Dropping out of the USA

Anonymous nobody at remailer.privacy.at
Tue Jul 10 17:37:01 PDT 2001


Tim May wrote:
> I will say that there is no country out there that seems to be
> beyond the reach of U.S. law enforcement, pace the points we discuss
> so often about drug warriors, freezing of accounts, extradition,
> etc.  Even Yugoslavia has just bowed to U.S. financing pressures
> (sending Milosevic to the Hague for a show trial).

The cost is higher, though, especially the cost of figuring out what
you are doing.  You are mostly out from under the footprint.  For
example, it's much more difficult for the Feds to illegally tap your
phone in, say, Russia.  Also, it will be harder for them to do their
thing without tipping you off.

The Feds have to use a certain amount of discretion when operating in
other countries.  When Ames was meeting his Russian handlers in
Colombia, the FBI tried to catch him at it, but blew it because they
were there illegally and had to exercise caution.
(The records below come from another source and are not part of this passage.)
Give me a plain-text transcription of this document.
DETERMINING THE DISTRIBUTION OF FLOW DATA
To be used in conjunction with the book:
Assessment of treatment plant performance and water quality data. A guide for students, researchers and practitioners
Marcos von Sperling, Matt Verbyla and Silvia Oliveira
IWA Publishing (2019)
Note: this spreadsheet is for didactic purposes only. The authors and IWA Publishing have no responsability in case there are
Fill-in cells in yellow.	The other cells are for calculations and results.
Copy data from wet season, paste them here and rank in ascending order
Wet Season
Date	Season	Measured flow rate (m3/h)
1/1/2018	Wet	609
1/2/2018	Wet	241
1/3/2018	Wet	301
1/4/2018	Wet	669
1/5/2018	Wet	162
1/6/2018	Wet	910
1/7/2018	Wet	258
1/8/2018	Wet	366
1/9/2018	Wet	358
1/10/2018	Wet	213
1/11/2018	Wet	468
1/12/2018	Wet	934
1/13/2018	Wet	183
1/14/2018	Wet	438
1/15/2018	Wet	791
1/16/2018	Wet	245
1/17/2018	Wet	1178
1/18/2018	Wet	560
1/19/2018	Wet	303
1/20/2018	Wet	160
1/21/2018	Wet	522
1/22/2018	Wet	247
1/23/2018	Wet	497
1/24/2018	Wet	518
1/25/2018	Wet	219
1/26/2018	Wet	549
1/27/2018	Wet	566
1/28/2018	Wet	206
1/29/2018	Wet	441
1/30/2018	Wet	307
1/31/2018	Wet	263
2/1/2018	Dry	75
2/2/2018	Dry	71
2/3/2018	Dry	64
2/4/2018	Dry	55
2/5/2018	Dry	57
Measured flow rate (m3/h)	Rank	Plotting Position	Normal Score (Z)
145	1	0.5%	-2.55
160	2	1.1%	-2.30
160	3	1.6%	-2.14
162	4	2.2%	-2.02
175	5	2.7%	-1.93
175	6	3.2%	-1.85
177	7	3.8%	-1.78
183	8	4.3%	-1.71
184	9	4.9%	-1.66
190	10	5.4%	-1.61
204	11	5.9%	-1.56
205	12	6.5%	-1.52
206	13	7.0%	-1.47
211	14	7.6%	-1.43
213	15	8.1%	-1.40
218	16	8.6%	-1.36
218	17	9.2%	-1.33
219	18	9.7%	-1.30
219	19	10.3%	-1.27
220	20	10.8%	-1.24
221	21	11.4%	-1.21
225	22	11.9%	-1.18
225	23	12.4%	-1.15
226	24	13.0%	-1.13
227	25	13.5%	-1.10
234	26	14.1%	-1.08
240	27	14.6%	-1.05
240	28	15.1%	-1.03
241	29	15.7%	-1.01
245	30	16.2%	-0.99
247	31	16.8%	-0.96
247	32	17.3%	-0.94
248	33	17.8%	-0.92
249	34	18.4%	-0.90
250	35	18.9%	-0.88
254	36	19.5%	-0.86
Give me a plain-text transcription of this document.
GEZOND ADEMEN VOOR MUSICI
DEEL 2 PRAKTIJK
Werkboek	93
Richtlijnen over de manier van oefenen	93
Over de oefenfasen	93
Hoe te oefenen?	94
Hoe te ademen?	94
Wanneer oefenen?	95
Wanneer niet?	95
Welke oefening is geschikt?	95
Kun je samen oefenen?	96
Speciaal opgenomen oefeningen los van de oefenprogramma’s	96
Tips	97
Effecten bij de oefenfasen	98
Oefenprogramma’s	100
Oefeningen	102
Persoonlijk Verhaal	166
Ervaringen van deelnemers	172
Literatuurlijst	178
Many countries are getting sensitive to violations of their
sovereignty by the U.S., so there may be governments which would not
cooperate readily, especially if they like your presence for, say,
business reasons.

Other countries may also not be locked into the same technophobic
paranoid hysteria which seems to be gripping the folks in Washington
these days.  Somebody sending a lot of encrypted mail may seem pretty
harmless in a more relaxed part of the world.

While it's too bad that there isn't a single Libertarian government
out there, other countries may still have uses.  Two risky investments
is a better deal than one big investment with the same risk.